С этими словами он повернулся и ушел. Макс знал, что ничего не может сделать. Ему оставалось только смотреть, как уходит отец, и гадать, не потерял ли он его навсегда.
К 1936 году «Приглашение к путешествию» прославилось в определенных кругах Парижа как очень необычное заведение. Оно было названо в честь известного стихотворения Бодлера из сборника «Цветы зла», рефрен которого описывал все то, чем заведение стремилось стать.
L`a, tout n’est qu’ordre et beaut'e Luxe, calme, et volupt'e. [8]8
Чистота, красота, покой, роскошь. И сексуальное наслаждение. Была и еще одна деталь, которая и завоевала заведению его репутацию: оно постоянно менялось. Это был плод поистине творческого ума.
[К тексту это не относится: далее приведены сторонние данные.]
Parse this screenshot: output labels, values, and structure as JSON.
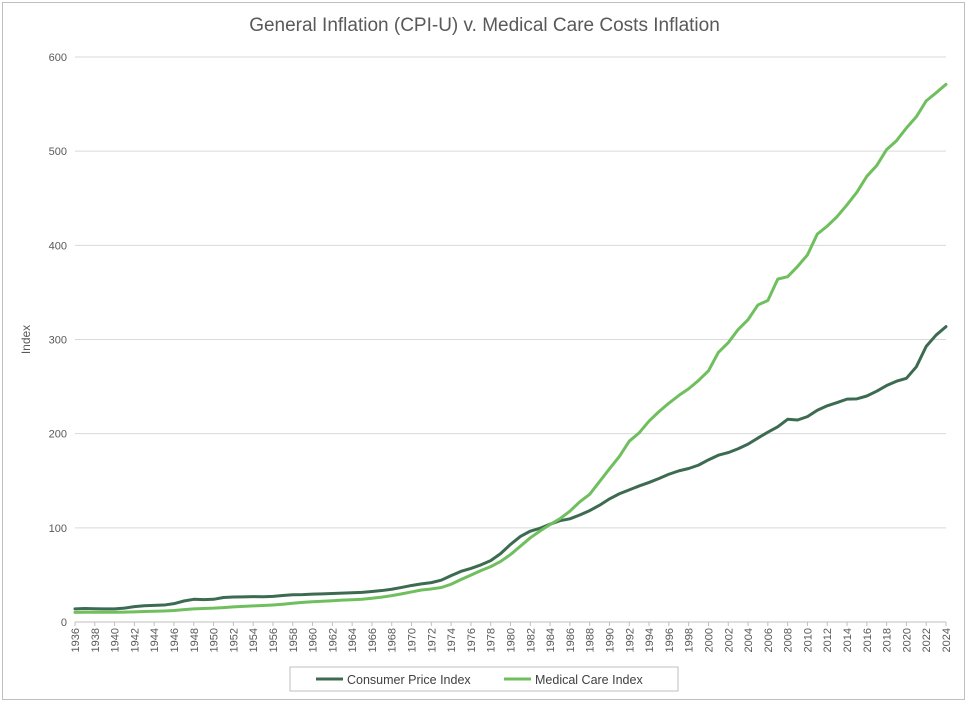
{
  "chart_data": {
    "type": "line",
    "title": "General Inflation (CPI-U) v. Medical Care Costs Inflation",
    "xlabel": "",
    "ylabel": "Index",
    "ylim": [
      0,
      600
    ],
    "yticks": [
      0,
      100,
      200,
      300,
      400,
      500,
      600
    ],
    "xlim": [
      1936,
      2024
    ],
    "grid": "horizontal",
    "legend": "bottom",
    "x": [
      1936,
      1937,
      1938,
      1939,
      1940,
      1941,
      1942,
      1943,
      1944,
      1945,
      1946,
      1947,
      1948,
      1949,
      1950,
      1951,
      1952,
      1953,
      1954,
      1955,
      1956,
      1957,
      1958,
      1959,
      1960,
      1961,
      1962,
      1963,
      1964,
      1965,
      1966,
      1967,
      1968,
      1969,
      1970,
      1971,
      1972,
      1973,
      1974,
      1975,
      1976,
      1977,
      1978,
      1979,
      1980,
      1981,
      1982,
      1983,
      1984,
      1985,
      1986,
      1987,
      1988,
      1989,
      1990,
      1991,
      1992,
      1993,
      1994,
      1995,
      1996,
      1997,
      1998,
      1999,
      2000,
      2001,
      2002,
      2003,
      2004,
      2005,
      2006,
      2007,
      2008,
      2009,
      2010,
      2011,
      2012,
      2013,
      2014,
      2015,
      2016,
      2017,
      2018,
      2019,
      2020,
      2021,
      2022,
      2023,
      2024
    ],
    "series": [
      {
        "name": "Consumer Price Index",
        "color": "#3d6b52",
        "values": [
          13.9,
          14.4,
          14.1,
          13.9,
          14.0,
          14.7,
          16.3,
          17.3,
          17.6,
          18.0,
          19.5,
          22.3,
          24.1,
          23.8,
          24.1,
          26.0,
          26.5,
          26.7,
          26.9,
          26.8,
          27.2,
          28.1,
          28.9,
          29.1,
          29.6,
          29.9,
          30.2,
          30.6,
          31.0,
          31.5,
          32.4,
          33.4,
          34.8,
          36.7,
          38.8,
          40.5,
          41.8,
          44.4,
          49.3,
          53.8,
          56.9,
          60.6,
          65.2,
          72.6,
          82.4,
          90.9,
          96.5,
          99.6,
          103.9,
          107.6,
          109.6,
          113.6,
          118.3,
          124.0,
          130.7,
          136.2,
          140.3,
          144.5,
          148.2,
          152.4,
          156.9,
          160.5,
          163.0,
          166.6,
          172.2,
          177.1,
          179.9,
          184.0,
          188.9,
          195.3,
          201.6,
          207.3,
          215.3,
          214.5,
          218.1,
          224.9,
          229.6,
          233.0,
          236.7,
          237.0,
          240.0,
          245.1,
          251.1,
          255.7,
          258.8,
          271.0,
          292.7,
          304.7,
          313.7
        ]
      },
      {
        "name": "Medical Care Index",
        "color": "#70bf5e",
        "values": [
          10.2,
          10.3,
          10.3,
          10.3,
          10.4,
          10.5,
          10.7,
          11.1,
          11.4,
          11.7,
          12.2,
          13.1,
          14.0,
          14.4,
          14.7,
          15.3,
          16.0,
          16.6,
          17.1,
          17.5,
          18.1,
          18.9,
          19.9,
          20.8,
          21.5,
          22.1,
          22.6,
          23.2,
          23.6,
          24.2,
          25.2,
          26.4,
          28.0,
          29.9,
          31.9,
          34.0,
          35.1,
          36.6,
          40.1,
          45.1,
          49.8,
          54.6,
          58.8,
          64.3,
          71.6,
          80.5,
          89.4,
          96.8,
          103.5,
          109.7,
          117.7,
          127.6,
          135.6,
          149.1,
          162.7,
          175.8,
          192.0,
          200.9,
          213.4,
          223.4,
          232.4,
          240.5,
          247.7,
          256.5,
          266.7,
          286.3,
          296.6,
          310.6,
          321.1,
          336.7,
          341.4,
          364.1,
          366.7,
          377.5,
          389.8,
          412.0,
          420.4,
          430.6,
          443.0,
          456.4,
          473.3,
          484.7,
          501.7,
          511.1,
          524.6,
          536.5,
          553.4,
          562.0,
          571.0
        ]
      }
    ]
  }
}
Творческого ума владелицы, мадам Луизы.
По мнению Луизы, французское правительство заняло исключительно разумную позицию по отношению к борделям. Оно регламентировало их деятельность. Действующие законы о борделях были приняты еще при великом императоре Наполеоне.
Нет, даже тогда идея контроля для Европы была ненова. В Средние века множество публичных домов вдоль южного берега лондонской реки Темзы контролировались их официальным покровителем – епископом Винчестерским, и он определял для них правила.